I have a line that is pulling in variables from multiple lists and I want it to avoid the StopIteration
error that comes up so that it can move onto the next line. At the moment I am using the break function, this avoids the StopIteration
, but only gives me the first item in the list and it leaves a blank line after it, if i was to print it out.
Here are two of my iterations that have the same problem.
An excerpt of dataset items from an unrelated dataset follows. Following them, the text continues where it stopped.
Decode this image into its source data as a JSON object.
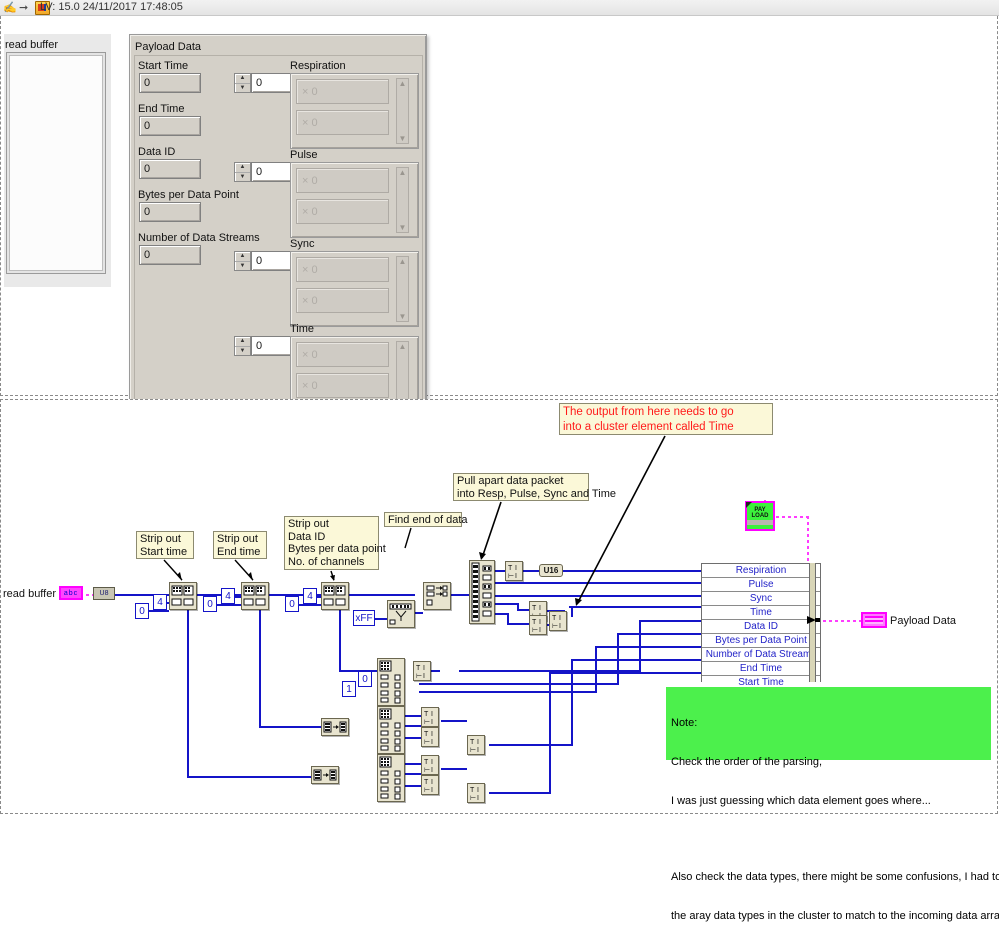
{
  "titlebar": {
    "icons": [
      "hand-icon",
      "arrow-icon",
      "labview-icon"
    ],
    "text": "LV: 15.0 24/11/2017 17:48:05"
  },
  "front_panel": {
    "read_buffer": {
      "label": "read buffer",
      "value": ""
    },
    "cluster": {
      "title": "Payload Data",
      "numeric_fields": [
        {
          "label": "Start Time",
          "value": "0"
        },
        {
          "label": "End Time",
          "value": "0"
        },
        {
          "label": "Data ID",
          "value": "0"
        },
        {
          "label": "Bytes per Data Point",
          "value": "0"
        },
        {
          "label": "Number of Data Streams",
          "value": "0"
        }
      ],
      "arrays": [
        {
          "label": "Respiration",
          "index": "0",
          "elements": [
            "0",
            "0"
          ]
        },
        {
          "label": "Pulse",
          "index": "0",
          "elements": [
            "0",
            "0"
          ]
        },
        {
          "label": "Sync",
          "index": "0",
          "elements": [
            "0",
            "0"
          ]
        },
        {
          "label": "Time",
          "index": "0",
          "elements": [
            "0",
            "0"
          ]
        }
      ]
    }
  },
  "block_diagram": {
    "terminals": {
      "read_buffer_label": "read buffer",
      "read_buffer_type": "abc",
      "payload_data_label": "Payload Data",
      "payload_icon_line1": "PAY",
      "payload_icon_line2": "LOAD"
    },
    "constants": {
      "zero": "0",
      "four": "4",
      "one": "1",
      "hex_ff": "xFF",
      "u8": "U8",
      "u16": "U16"
    },
    "comments": [
      {
        "id": "strip-start-time",
        "text": "Strip out\nStart time"
      },
      {
        "id": "strip-end-time",
        "text": "Strip out\nEnd time"
      },
      {
        "id": "strip-dataid",
        "text": "Strip out\nData ID\nBytes per data point\nNo. of channels"
      },
      {
        "id": "find-end-of-data",
        "text": "Find end of data"
      },
      {
        "id": "pull-apart",
        "text": "Pull apart data packet\ninto Resp, Pulse, Sync and Time"
      },
      {
        "id": "output-time",
        "text": "The output from here needs to go\ninto a cluster element called Time"
      }
    ],
    "note": {
      "line1": "Note:",
      "line2": "Check the order of the parsing,",
      "line3": "I was just guessing which data element goes where...",
      "line4": "",
      "line5": "Also check the data types, there might be some confusions, I had to change",
      "line6": "the aray data types in the cluster to match to the incoming data array types!"
    },
    "bundle": {
      "fields": [
        "Respiration",
        "Pulse",
        "Sync",
        "Time",
        "Data ID",
        "Bytes per Data Point",
        "Number of Data Streams",
        "End Time",
        "Start Time"
      ]
    }
  },
  "colors": {
    "wire_blue": "#1414c8",
    "wire_pink": "#ff00ff",
    "note_yellow": "#fbf8d8",
    "note_green": "#4cf04c",
    "comment_red": "#ff1a1a",
    "node_tan": "#e8e4cf",
    "cluster_gray": "#d4d0c8"
  }
}
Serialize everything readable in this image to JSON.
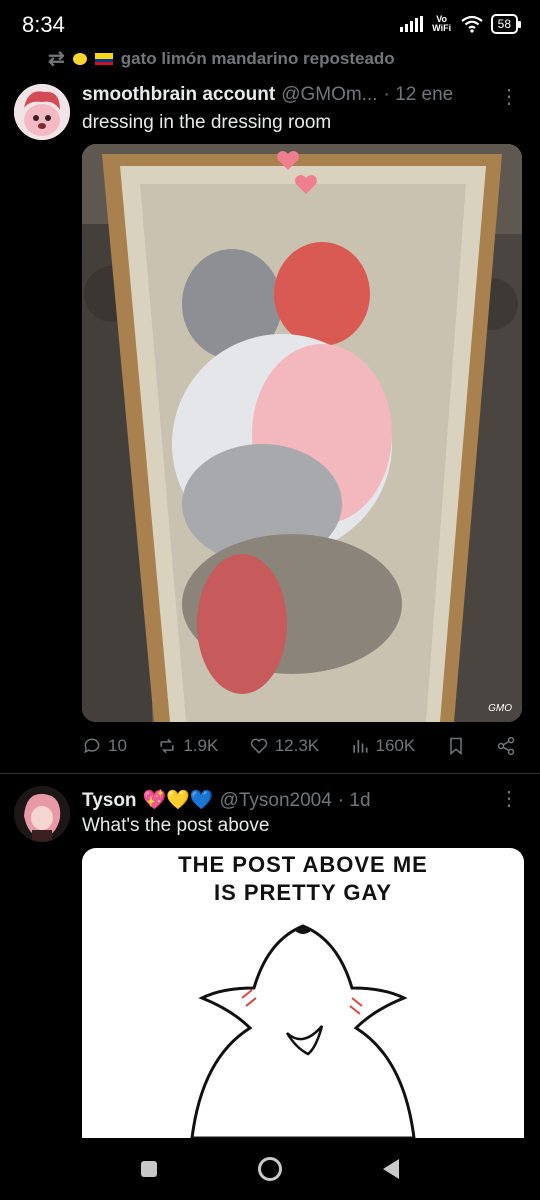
{
  "status_bar": {
    "time": "8:34",
    "network": "Vo WiFi",
    "battery": "58"
  },
  "repost": {
    "label": "gato limón mandarino reposteado",
    "flag_icon": "colombia-flag-icon",
    "emoji_icon": "lemon-icon"
  },
  "tweets": [
    {
      "name": "smoothbrain account",
      "handle": "@GMOm...",
      "time": "· 12 ene",
      "text": "dressing in the dressing room",
      "media_signature": "GMO",
      "stats": {
        "replies": "10",
        "reposts": "1.9K",
        "likes": "12.3K",
        "views": "160K"
      }
    },
    {
      "name": "Tyson",
      "name_emojis": "💖💛💙",
      "handle": "@Tyson2004",
      "time": "· 1d",
      "text": "What's the post above",
      "media_caption_1": "THE POST ABOVE ME",
      "media_caption_2": "IS PRETTY GAY"
    }
  ],
  "colors": {
    "background": "#000000",
    "text": "#e7e9ea",
    "muted": "#71767b",
    "divider": "#2f3336"
  }
}
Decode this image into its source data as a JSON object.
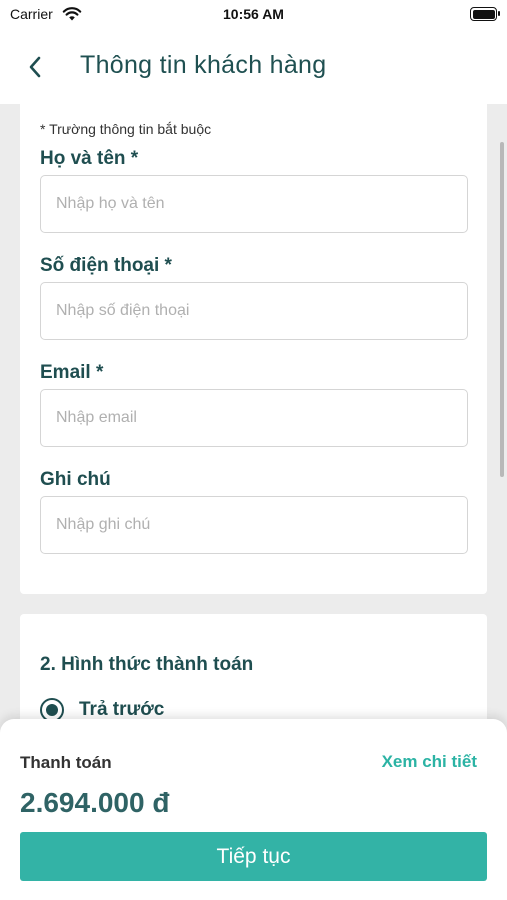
{
  "status_bar": {
    "carrier": "Carrier",
    "time": "10:56 AM"
  },
  "nav": {
    "back_icon": "chevron-left-icon",
    "title": "Thông tin khách hàng"
  },
  "form": {
    "required_note": "* Trường thông tin bắt buộc",
    "fields": [
      {
        "label": "Họ và tên *",
        "placeholder": "Nhập họ và tên",
        "value": ""
      },
      {
        "label": "Số điện thoại *",
        "placeholder": "Nhập số điện thoại",
        "value": ""
      },
      {
        "label": "Email *",
        "placeholder": "Nhập email",
        "value": ""
      },
      {
        "label": "Ghi chú",
        "placeholder": "Nhập ghi chú",
        "value": ""
      }
    ]
  },
  "payment": {
    "section_title": "2. Hình thức thành toán",
    "options": [
      {
        "label": "Trả trước",
        "selected": true
      }
    ]
  },
  "summary": {
    "label": "Thanh toán",
    "detail_link": "Xem chi tiết",
    "total": "2.694.000 đ",
    "button": "Tiếp tục"
  },
  "colors": {
    "primary": "#33b3a6",
    "heading": "#1f4e50",
    "total": "#2f6365",
    "link": "#2bb3a4",
    "background": "#ececec"
  }
}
def compose_line5(self, synset_offset, pointer_list):
self.line5 = ''''''
for item in pointer_list:
self.line5 += '''http://www.example.org/lexicon#'''+synset_offset+''' http://www.monnetproject.eu/lemon#has_ptr '''+pointer_list.next()+'''\n'''
break
return self.line5
def compose_line6(self, pointer_list, synset_list):
self.line6 = ''''''
for item in synset_list:
self.line6 += '''http://www.example.org/lexicon#'''+pointer_list.next()+''' http://www.monnetproject.eu/lemon#pos '''+synset_list.next()+'''\n'''
break
return self.line6
This is the error I get without the break:
Traceback (most recent call last):
File "wordnet.py", line 225, in <module>
wordnet.line_for_loop(my_file)
File "wordnet.py", line 62, in line_for_loop
self.compose_line5(self.synset_offset, self.pointer_list)
File "wordnet.py", line 186, in compose_line5
self.line5 += '''http://www.example.org/lexicon#'''+self.synset_offset+''' http://www.monnetproject.eu/lemon#has_ptr '''+self.pointer_list.next()+'''\n'''
StopIteration
Is there a quick fix for this or do I have to catch exceptions for every method I use the iter() in?